Tout sujet est obligé d’inventer sa propre réponse, qu’elle soit banale ou pas. Banale ou pas, il s’agit d’une réponse toujours « délirante ». C’est le principe du tout le monde est fou, thème du prochain congrès de l’AMP. L’absence du sens dans le réel implique que toute réponse sera une invention, dans ce sens il s’agit d’un délire. Tout un chacun invente ce qu’il peut pour combler le trou de l’absence du rapport sexuel. Et il s’agit d’une réponse unique qui ne se réduit pas au discours ou aux idéaux communs.
Dans la « Préface à l’Éveil du printemps », Lacan nous enseigne que « si ça rate c’est pour chacun[3] ». Le sexuel fait trou dans le réel pour tous. Toute la jouissance ne peut pas se significantiser. Et tout parlêtre sera confronté à cette défaillance structurale, qu’il se place du côté homme ou femme, quelle qu’elle soit sa structure ou son orientation sexuelle. Il y a un réel en jeu c’est-à-dire quelque chose qui est sans loi.
Lacan évoque, dans son séminaire Les non-dupes errent, le troumatisme. Dans le réel, il n’y a rien à découvrir. L’inconscient invente parce que justement dans le réel il y a un trou. Et tout un chacun invente ce qu’il peut pour combler ce trou. « Là où il n’y a pas rapport sexuel ça fait troumatisme[4] », avance Lacan.
Si le rapport n’existe pas, ce qui existe c’est le Un. C’est dans le séminaire …ou pire qu’on trouve pour la première fois la jaculation Y a de l’Un. Au cours de ce séminaire, Lacan se demandera ce que veut dire l’Un, d’où il surgit, comment et pourquoi il y a l’Un. Dans un premier temps, il rapproche l’Un avec le signifiant et le signifiant-maître, mais dans un deuxième temps, il affirmera que l’Un a à faire avec autre chose. Il clarifie qu’il parle de l’Un comme d’un réel. Pour Lacan, l’Un est au principe de la répétition. Ainsi, il distingue l’Un du S1 de l’Un de la répétition.
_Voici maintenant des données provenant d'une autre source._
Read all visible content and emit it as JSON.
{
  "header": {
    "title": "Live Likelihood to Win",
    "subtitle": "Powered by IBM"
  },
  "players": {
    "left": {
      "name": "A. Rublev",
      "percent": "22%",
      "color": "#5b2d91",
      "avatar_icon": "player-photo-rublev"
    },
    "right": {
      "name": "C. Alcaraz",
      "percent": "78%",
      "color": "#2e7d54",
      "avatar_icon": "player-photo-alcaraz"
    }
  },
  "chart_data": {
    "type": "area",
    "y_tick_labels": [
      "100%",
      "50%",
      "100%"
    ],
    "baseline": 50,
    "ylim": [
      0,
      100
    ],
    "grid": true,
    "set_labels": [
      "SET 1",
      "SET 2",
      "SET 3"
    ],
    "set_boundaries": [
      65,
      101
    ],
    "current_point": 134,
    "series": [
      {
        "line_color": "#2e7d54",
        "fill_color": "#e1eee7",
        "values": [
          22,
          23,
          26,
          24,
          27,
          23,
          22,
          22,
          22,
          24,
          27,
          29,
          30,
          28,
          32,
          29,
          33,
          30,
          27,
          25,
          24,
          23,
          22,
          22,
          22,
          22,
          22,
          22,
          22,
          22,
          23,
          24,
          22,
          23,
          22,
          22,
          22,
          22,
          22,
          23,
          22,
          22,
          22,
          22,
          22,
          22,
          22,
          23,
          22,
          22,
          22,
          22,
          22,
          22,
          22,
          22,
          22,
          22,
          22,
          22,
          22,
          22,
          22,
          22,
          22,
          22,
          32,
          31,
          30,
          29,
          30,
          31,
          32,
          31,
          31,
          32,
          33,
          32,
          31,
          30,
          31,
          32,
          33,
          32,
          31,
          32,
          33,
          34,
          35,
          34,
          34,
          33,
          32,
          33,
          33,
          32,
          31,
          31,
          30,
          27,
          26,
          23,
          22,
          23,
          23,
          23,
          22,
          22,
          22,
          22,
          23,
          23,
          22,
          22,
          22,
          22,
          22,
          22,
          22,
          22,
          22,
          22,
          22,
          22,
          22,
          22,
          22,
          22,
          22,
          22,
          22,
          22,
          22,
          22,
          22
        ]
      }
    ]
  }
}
Je le cite, p.165 du séminaire ...ou pire : « L’Un dont il s’agit dans le S1, celui que produit le sujet, point idéal, disons, dans l’analyse, est, au contraire de ce dont il s’agit dans la répétition, l’Un comme Un seul[5] ». Donc, vous voyez que dans ce séminaire Lacan introduit le Un tout Seul, diffèrent du S1. Il s’agit de l’Un qui n’a rien à voir avec la symbolique. Cet Un du séminaire …ou pire a à faire avec le réel.
L’Un n’a aucun rapport avec l’Être. Quand il s’articule, ce qui ressort c’est qu’il n’y en a pas deux, c’est-à-dire qu’il n’y a pas de rapport sexuel. Finalement, ce que Lacan énonce c’est : « Il n’existe que de l’Un[6] ». Dans ce séminaire, il avance que le signifiant est coupé du signifié. Je le cite : « Ce que j’en dis très précisément, c’est que le signifiant se distingue en ceci, qu’il n’a aucune signification[7] ».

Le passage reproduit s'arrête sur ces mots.